Notre France à tous, qui tire  son identité de sa diversité  unique, et dont l’unité  s’est édifiée  sur la richesse  et la complémentarité  de ses différences…
Un homme de savoir nous y aide à travers ses ouvrages de belle érudition : Daniel Schweitz.
Son dernier travail sur l’identité traditionnelle du Vendômois devrait « parler » à plus d’un d’entre nous, nous qui chantons souvent : Vendôme !

Le prince Jean Duc de Vendôme, le clocher de Vendôme et Daniel Schweitz.

Docteur en anthropologie historique, bibliothécaire de la Société archéologique de Touraine, Vendômois de cœur depuis quarante ans, Daniel Schweitz a notamment publié des études concernant la construction de l’identité traditionnelle de la Touraine, du Vendômois et du Val de Loire. Il participe, depuis 1993, aux travaux du séminaire : L’espace français. Construction et représentations (XVIe-XXe siècle), à l’École des hautes études en sciences sociales.

Son dernier ouvrage ? Les ouvrages à lire ?

De belles découvertes à faire !

Portemont, le 25 avril 2008

L’identité traditionnelle du Vendômois.
Des travaux d’érudition locale à la reconnaissance
d’un pays de la Vieille France (fin XVIIIe-XXe siècle).

Vendôme, Vallée du Loir, Vaux du Loir,
Perche vendômois, Petite Beauce, Gâtine tourangelle, pays de Ronsard…

Il s’agit d’un ouvrage de 264 p. (format 17x23 cm), couverture en quadrichromie, nombreuses illustrations NB, bibliographie de plus de 300 titres, préface de Daniel Roche, professeur émérite au Collège de France.

20€ (plus 3,5 € de frais de port).

Règlement par chèque (avec vos noms et adresse) aux Édition du Cherche-Lune, 14 rue Honoré de Balzac, 41100 – Vendôme.

Résumé

Avec l’effacement de certains des repères de notre identité profonde, concernant notamment notre rapport à l’espace local et au temps long, il n’est pas inutile de chercher à saisir ce qu’ils peuvent avoir à nous dire. Ce livre se propose donc de répondre à certaines des interrogations concernant le Vendômois :

- comment le territoire dominé par Vendôme, comté puis duché, élection d’Ancien Régime puis arrondissement républicain est-il peu à peu devenu un pays traditionnel?

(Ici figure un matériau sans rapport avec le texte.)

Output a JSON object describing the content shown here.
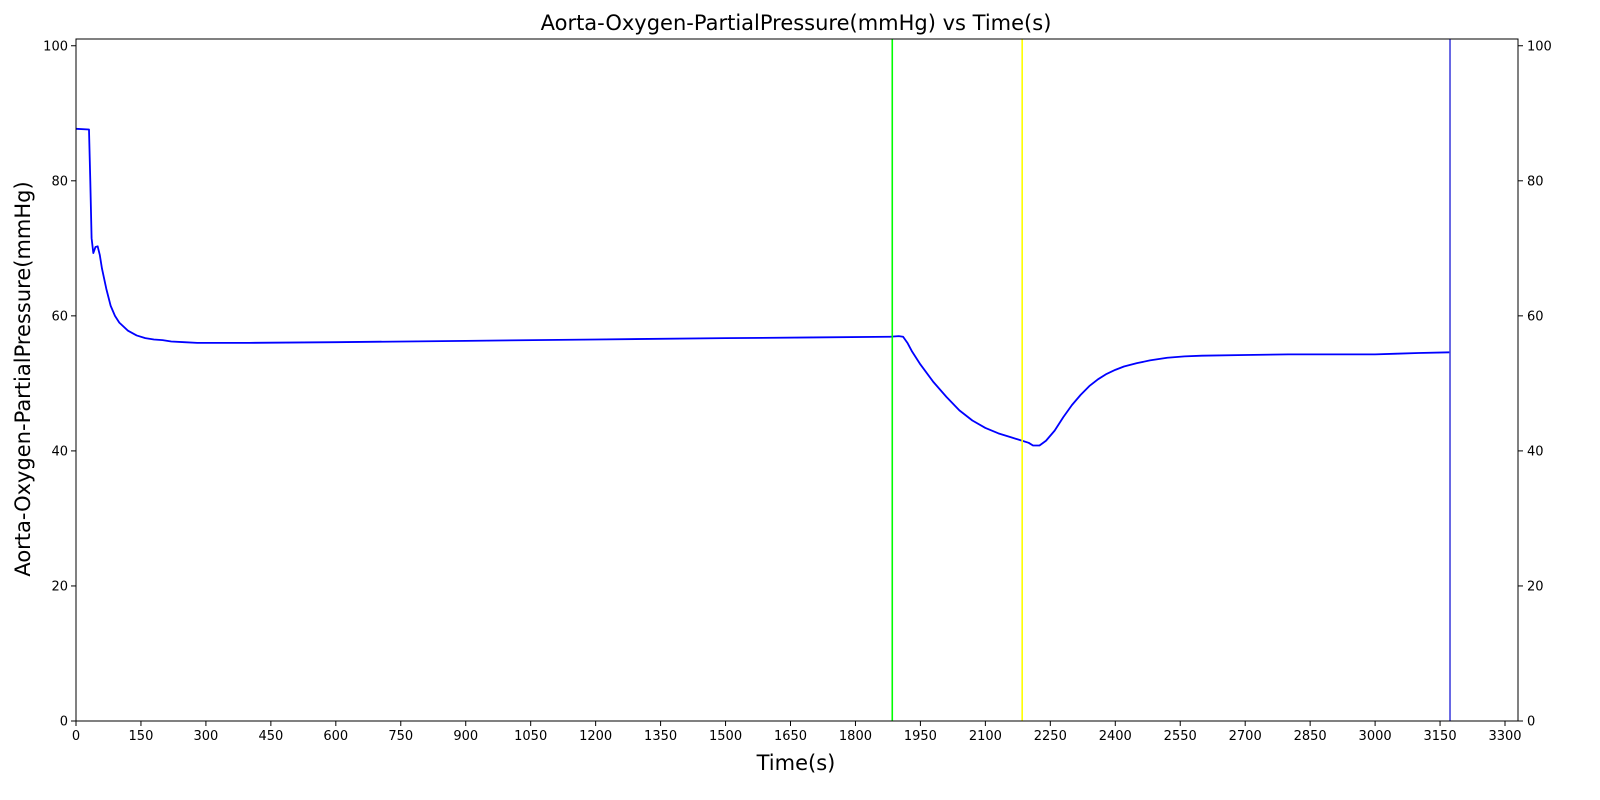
{
  "chart_data": {
    "type": "line",
    "title": "Aorta-Oxygen-PartialPressure(mmHg) vs Time(s)",
    "xlabel": "Time(s)",
    "ylabel": "Aorta-Oxygen-PartialPressure(mmHg)",
    "xlim": [
      0,
      3330
    ],
    "ylim": [
      0,
      101
    ],
    "x_ticks": [
      0,
      150,
      300,
      450,
      600,
      750,
      900,
      1050,
      1200,
      1350,
      1500,
      1650,
      1800,
      1950,
      2100,
      2250,
      2400,
      2550,
      2700,
      2850,
      3000,
      3150,
      3300
    ],
    "y_ticks": [
      0,
      20,
      40,
      60,
      80,
      100
    ],
    "right_y_ticks": [
      0,
      20,
      40,
      60,
      80,
      100
    ],
    "grid": false,
    "colors": {
      "series": "#0000ff",
      "marker_1": "#00ff00",
      "marker_2": "#ffff00",
      "marker_3": "#4444dd",
      "axes": "#000000"
    },
    "vertical_markers": [
      {
        "x": 1885,
        "color": "#00ff00"
      },
      {
        "x": 2185,
        "color": "#ffff00"
      },
      {
        "x": 3173,
        "color": "#4444dd"
      }
    ],
    "series": [
      {
        "color": "#0000ff",
        "points": [
          [
            0,
            87.7
          ],
          [
            30,
            87.6
          ],
          [
            33,
            80
          ],
          [
            36,
            71.5
          ],
          [
            40,
            69.3
          ],
          [
            45,
            70.2
          ],
          [
            50,
            70.3
          ],
          [
            55,
            69
          ],
          [
            60,
            67
          ],
          [
            70,
            64
          ],
          [
            80,
            61.5
          ],
          [
            90,
            60
          ],
          [
            100,
            59
          ],
          [
            120,
            57.8
          ],
          [
            140,
            57.1
          ],
          [
            160,
            56.7
          ],
          [
            180,
            56.5
          ],
          [
            200,
            56.4
          ],
          [
            220,
            56.2
          ],
          [
            250,
            56.1
          ],
          [
            280,
            56
          ],
          [
            300,
            56
          ],
          [
            400,
            56
          ],
          [
            600,
            56.1
          ],
          [
            900,
            56.3
          ],
          [
            1200,
            56.5
          ],
          [
            1500,
            56.7
          ],
          [
            1700,
            56.8
          ],
          [
            1880,
            56.9
          ],
          [
            1900,
            57
          ],
          [
            1910,
            56.9
          ],
          [
            1920,
            56
          ],
          [
            1930,
            54.8
          ],
          [
            1950,
            52.8
          ],
          [
            1980,
            50.2
          ],
          [
            2010,
            48
          ],
          [
            2040,
            46
          ],
          [
            2070,
            44.5
          ],
          [
            2100,
            43.4
          ],
          [
            2130,
            42.6
          ],
          [
            2160,
            42
          ],
          [
            2185,
            41.5
          ],
          [
            2200,
            41.2
          ],
          [
            2210,
            40.8
          ],
          [
            2225,
            40.8
          ],
          [
            2240,
            41.5
          ],
          [
            2260,
            43
          ],
          [
            2280,
            45
          ],
          [
            2300,
            46.8
          ],
          [
            2320,
            48.3
          ],
          [
            2340,
            49.6
          ],
          [
            2360,
            50.6
          ],
          [
            2380,
            51.4
          ],
          [
            2400,
            52
          ],
          [
            2420,
            52.5
          ],
          [
            2450,
            53
          ],
          [
            2480,
            53.4
          ],
          [
            2520,
            53.8
          ],
          [
            2560,
            54
          ],
          [
            2600,
            54.1
          ],
          [
            2700,
            54.2
          ],
          [
            2800,
            54.3
          ],
          [
            2900,
            54.3
          ],
          [
            3000,
            54.3
          ],
          [
            3050,
            54.4
          ],
          [
            3100,
            54.5
          ],
          [
            3173,
            54.6
          ]
        ]
      }
    ]
  }
}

- comment l’exploration du territoire vendômois depuis les années 1840, l’étude de son patrimoine historique par des érudits bientôt regroupés au sein d’une très active société archéologique (1862), ont-elles mené à l’émergence d’une nouvelle identité locale, d’un imaginaire, bientôt perçus comme un véritable patrimoine culturel ?

- en quoi ce Vendômois traditionnel apparaît-il comme un exemple de ces pays historiques qui, de concert avec les petites régions naturelles, ont contribué à faire de la France : « un pays de pays [...] tirant son identité de sa diversité unique, et construisant son unité sur la richesse et la complémentarité de ses différences » ?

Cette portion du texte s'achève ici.